Liver X
nuclear receptor (LXR) agonists are promising anti-atherosclerotic agents that increase the expression of
cholesterol transporters on
atheroma macrophages leading to increased efflux of
cholesterol to endogenous
high-density lipoprotein (HDL) acceptors. HDL subsequently delivers effluxed
cholesterol to the liver by the process of reverse
cholesterol transport, resulting in reduction of
atherosclerotic plaques. However, LXR agonists administration triggers undesirable
liver steatosis and
hypertriglyceridemia due to increased
fatty acid and
sterol synthesis. LXR-induced liver toxicity, poor drug aqueous solubility and low levels of endogenous HDL acceptors in target patient populations limit the clinical translation of LXR agonists. Here, we propose a dual-antiatherogenic strategy for administration of the LXR agonist,
T0901317 (T1317), by encapsulating in synthetic HDL (sHDL) nanoparticles. sHDL had been clinically proven to serve as
cholesterol acceptors, resulting in plaque reduction in
atherosclerosis patients. In addition, the hydrophobic core and endogenous
atheroma-targeting ability of sHDL allow for encapsulation of water-insoluble drugs and their subsequent delivery to
atheroma. Several compositions of sHDL were tested to optimize both T1317 encapsulation efficiency and ability of T1317-sHDL to efflux
cholesterol.
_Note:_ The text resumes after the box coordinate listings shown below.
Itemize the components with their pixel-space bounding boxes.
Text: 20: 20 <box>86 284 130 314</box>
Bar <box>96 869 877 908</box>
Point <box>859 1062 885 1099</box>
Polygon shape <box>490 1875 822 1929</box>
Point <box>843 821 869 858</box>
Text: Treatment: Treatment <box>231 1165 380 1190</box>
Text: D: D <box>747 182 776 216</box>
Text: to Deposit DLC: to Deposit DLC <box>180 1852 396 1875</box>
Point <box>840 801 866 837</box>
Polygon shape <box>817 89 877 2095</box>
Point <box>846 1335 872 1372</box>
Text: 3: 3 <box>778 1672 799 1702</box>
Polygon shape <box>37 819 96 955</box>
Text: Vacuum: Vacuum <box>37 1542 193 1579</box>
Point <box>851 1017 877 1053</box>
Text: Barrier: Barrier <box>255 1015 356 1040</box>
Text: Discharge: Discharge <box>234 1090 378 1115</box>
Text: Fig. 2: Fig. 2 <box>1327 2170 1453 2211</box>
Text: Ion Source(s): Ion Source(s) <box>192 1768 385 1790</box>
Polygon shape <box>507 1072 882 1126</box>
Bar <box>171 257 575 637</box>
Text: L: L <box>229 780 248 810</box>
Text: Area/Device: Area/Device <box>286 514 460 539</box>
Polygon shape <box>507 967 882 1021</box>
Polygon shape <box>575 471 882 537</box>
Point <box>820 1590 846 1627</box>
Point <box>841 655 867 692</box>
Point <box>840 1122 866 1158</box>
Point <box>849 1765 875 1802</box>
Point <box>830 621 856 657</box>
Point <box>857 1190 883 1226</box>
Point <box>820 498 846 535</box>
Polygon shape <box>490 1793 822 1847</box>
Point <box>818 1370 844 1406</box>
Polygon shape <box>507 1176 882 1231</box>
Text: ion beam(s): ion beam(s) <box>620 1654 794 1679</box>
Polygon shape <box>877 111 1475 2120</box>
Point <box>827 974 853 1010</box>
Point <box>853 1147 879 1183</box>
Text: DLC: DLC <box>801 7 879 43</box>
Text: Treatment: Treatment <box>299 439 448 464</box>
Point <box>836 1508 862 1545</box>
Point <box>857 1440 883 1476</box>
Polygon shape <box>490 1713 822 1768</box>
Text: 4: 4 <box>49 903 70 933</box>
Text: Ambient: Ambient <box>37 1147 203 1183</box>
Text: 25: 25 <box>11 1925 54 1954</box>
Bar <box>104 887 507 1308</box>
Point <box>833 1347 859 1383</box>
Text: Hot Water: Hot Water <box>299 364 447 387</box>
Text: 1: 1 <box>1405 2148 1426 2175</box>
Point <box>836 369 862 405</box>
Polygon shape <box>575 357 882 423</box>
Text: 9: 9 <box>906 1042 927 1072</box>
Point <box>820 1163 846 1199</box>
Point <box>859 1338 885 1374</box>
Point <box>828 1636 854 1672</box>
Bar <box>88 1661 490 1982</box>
Optimized T1317-sHDL exhibited more efficient
cholesterol efflux from macrophages and enhanced
atheroma-targeting relative to free drug. Most importantly, in an
apolipoprotein E deficient (
ApoE-/-)
atherosclerosis progression murine model, T1317-sHDL showed superior inhibition of
atherogenesis and reduced
hypertriglyceridemia side effects in comparison to the free drug and blank sHDL. The T1317-sHDL pharmacological efficacy was observed at doses lower than those previously described for LXR agents, which may have additional safety benefits. In addition, the established clinical manufacturing, safety and efficacy of blank sHDL nanoparticles used in this study could facilitate future clinical translation of LXR-loaded sHDLs.